Welcome!

Microservices Expo Authors: Zakia Bouachraoui, Elizabeth White, Pat Romanski, Liz McMillan, Yeshim Deniz

Related Topics: @DevOpsSummit, Containers Expo Blog, @CloudExpo

@DevOpsSummit: Article

Make Sense of Errors and Logging By @Stackify | @DevOpsSummit [#DevOps]

While errors and logs are often instrumental to diagnosing application issues, getting the most out of them isn't easy

Three Ways to Make Sense of Errors & Logging
By Craig Ferril

Errors and log files are two of the most important tools a developer have to try and find the source of a problem.  If you're like most developers, your approach to capturing and utilizing errors and logs is fairly straightforward. You probably send log output to a file or a log aggregation product. You may notify on the occurrence of errors, either sending emails directly from your code, or via an error monitoring product.

What's lacking from these approaches is something a bit more holistic, comprehensive, and contextual. The trouble comes in two forms:

  • There's often way more noise than signal if you're solely relying on logs to track, isolate, and make sense out of your errors, especially if an error is being thrown over and over again, or if you're dealing with log files across numerous servers
  • If you're focused primarily on errors, either emailing on error occurrences or using an error monitoring program, that approach removes the relevant logs from the picture altogether, leaving you without the context you need to determine root cause.

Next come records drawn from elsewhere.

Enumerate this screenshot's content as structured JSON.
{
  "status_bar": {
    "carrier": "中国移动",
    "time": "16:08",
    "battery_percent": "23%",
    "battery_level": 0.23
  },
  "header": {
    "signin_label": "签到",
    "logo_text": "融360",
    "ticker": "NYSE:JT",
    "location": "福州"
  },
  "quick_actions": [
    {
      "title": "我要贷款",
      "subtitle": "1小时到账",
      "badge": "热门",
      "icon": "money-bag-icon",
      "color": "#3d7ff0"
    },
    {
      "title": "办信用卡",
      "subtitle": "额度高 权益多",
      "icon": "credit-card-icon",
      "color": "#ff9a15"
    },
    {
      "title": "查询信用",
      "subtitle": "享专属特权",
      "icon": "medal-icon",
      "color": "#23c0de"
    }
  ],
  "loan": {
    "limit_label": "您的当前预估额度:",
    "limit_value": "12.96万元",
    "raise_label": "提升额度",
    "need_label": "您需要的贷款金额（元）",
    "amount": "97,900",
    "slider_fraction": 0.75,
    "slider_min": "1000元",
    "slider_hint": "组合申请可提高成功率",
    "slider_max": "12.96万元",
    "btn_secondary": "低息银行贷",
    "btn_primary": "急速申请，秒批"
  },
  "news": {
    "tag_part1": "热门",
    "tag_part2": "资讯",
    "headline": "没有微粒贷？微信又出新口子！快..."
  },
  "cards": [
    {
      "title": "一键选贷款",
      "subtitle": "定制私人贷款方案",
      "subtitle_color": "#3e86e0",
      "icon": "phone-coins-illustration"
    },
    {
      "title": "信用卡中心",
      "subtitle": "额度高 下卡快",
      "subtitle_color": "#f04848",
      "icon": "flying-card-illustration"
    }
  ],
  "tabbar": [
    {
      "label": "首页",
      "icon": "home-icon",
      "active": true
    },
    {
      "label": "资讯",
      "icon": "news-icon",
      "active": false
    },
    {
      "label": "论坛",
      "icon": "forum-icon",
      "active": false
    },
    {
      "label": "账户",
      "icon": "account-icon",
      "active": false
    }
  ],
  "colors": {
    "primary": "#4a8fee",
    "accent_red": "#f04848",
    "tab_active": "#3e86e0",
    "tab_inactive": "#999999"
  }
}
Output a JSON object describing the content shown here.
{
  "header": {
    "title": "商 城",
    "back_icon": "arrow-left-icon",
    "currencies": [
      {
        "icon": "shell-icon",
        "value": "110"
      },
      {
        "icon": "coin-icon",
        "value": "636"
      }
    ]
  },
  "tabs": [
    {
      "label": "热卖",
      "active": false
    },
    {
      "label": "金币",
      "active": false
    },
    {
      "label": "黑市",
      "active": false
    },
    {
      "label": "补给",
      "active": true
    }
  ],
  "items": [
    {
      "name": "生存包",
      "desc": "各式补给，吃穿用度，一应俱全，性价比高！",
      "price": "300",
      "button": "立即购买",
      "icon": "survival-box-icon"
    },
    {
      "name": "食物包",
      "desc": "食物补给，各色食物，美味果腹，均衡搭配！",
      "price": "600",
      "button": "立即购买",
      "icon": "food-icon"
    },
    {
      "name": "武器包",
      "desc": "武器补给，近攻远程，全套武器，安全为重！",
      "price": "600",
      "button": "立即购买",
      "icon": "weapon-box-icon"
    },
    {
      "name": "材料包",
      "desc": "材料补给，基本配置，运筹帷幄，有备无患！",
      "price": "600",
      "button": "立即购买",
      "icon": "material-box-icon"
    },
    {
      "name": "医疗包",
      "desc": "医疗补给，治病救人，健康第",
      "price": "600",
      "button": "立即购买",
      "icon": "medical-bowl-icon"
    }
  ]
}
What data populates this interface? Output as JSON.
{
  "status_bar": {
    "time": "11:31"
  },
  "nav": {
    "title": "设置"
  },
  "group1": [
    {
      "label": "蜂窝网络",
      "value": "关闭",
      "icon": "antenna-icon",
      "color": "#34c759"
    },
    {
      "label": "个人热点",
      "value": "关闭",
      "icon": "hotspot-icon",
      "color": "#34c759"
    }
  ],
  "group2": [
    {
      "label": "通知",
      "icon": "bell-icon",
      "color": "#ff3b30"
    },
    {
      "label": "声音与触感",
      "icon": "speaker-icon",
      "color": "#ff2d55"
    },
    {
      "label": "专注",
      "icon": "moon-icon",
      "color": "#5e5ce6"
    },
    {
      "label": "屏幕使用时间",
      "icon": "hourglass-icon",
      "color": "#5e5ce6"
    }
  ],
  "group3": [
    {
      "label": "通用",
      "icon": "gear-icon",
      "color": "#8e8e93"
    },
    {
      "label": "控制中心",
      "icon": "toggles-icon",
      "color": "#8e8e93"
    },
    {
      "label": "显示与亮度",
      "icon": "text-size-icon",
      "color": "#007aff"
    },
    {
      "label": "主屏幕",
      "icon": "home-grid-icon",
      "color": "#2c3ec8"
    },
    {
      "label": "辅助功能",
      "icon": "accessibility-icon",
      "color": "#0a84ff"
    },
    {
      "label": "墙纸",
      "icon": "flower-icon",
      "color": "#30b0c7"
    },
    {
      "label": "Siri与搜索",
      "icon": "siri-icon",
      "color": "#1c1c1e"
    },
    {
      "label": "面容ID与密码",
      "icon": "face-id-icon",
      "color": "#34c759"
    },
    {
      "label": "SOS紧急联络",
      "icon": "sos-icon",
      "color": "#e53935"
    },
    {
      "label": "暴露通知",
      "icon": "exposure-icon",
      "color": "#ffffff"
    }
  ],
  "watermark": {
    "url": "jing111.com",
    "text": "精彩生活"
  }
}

In this article , I'll cover three ways you can make sense of your errors and logs together:

  1. Aggregation - If you're developing an application that runs on a single server, finding all of your logs isn't an issue for you.  But it's far more likely that you have applications hosted on multiple servers for purposes of availability, scalability and redundancy, making it more difficult to easily (and centrally) access errors and logging data. Tools exist to aggregate logs in various standard formats (assuming you have access ), which is a good step in the right direction, given the potential for numerous separate logging files, as well as log file rotation and retention issues. The right answer is to implement a solution that aggregates logs and errors with development in mind. That way, you can be sure you are collecting every piece of information necessary and have it presented in a way that's geared toward developers.
  2. Error De-duplication - While aggregation ensures that all of your logs and errors end up in a central location, that can lead to a lot of noise that hides the truly valuable insights that are hiding in your logs. Taking a step beyond simply aggregating log statements, toward deriving fast insights from your logs and errors, means implementing a strategy that de-duplicates errors and provides additional information anchored to each incident of the error, without forcing you to wade through an endless stream of error statements in a log. Treating individual errors as first-class items of interest, rather than just yet another line in the log file, gives you top-level visibility, enables you to configure effective notification and resolution strategies focused on a specific exception, and, with the right platform, gives you an anchor point for seeing only the log statements related to that error (rather than sifting through all log statements to find the ones that matter). This all adds up to a strategy that filters out all the noise and focuses your efforts in on just what you care about.
  3. Analysis - Even if you can aggregate your data and associate the error and logging data together, you still are left with a very long chronological list of stuff your application did (and didn't do - thus, the exceptions).  There are still several needs to be addressed before we can truly say we can make sense of this data set - issues like seeing the frequency of errors, tying exceptions on one server with methods and processes on another, being able to search quickly through this massive data set, and even just being able to quickly jump to a particular point in time - all of these, and more, need to be part of the solution to properly make sense of the data you have.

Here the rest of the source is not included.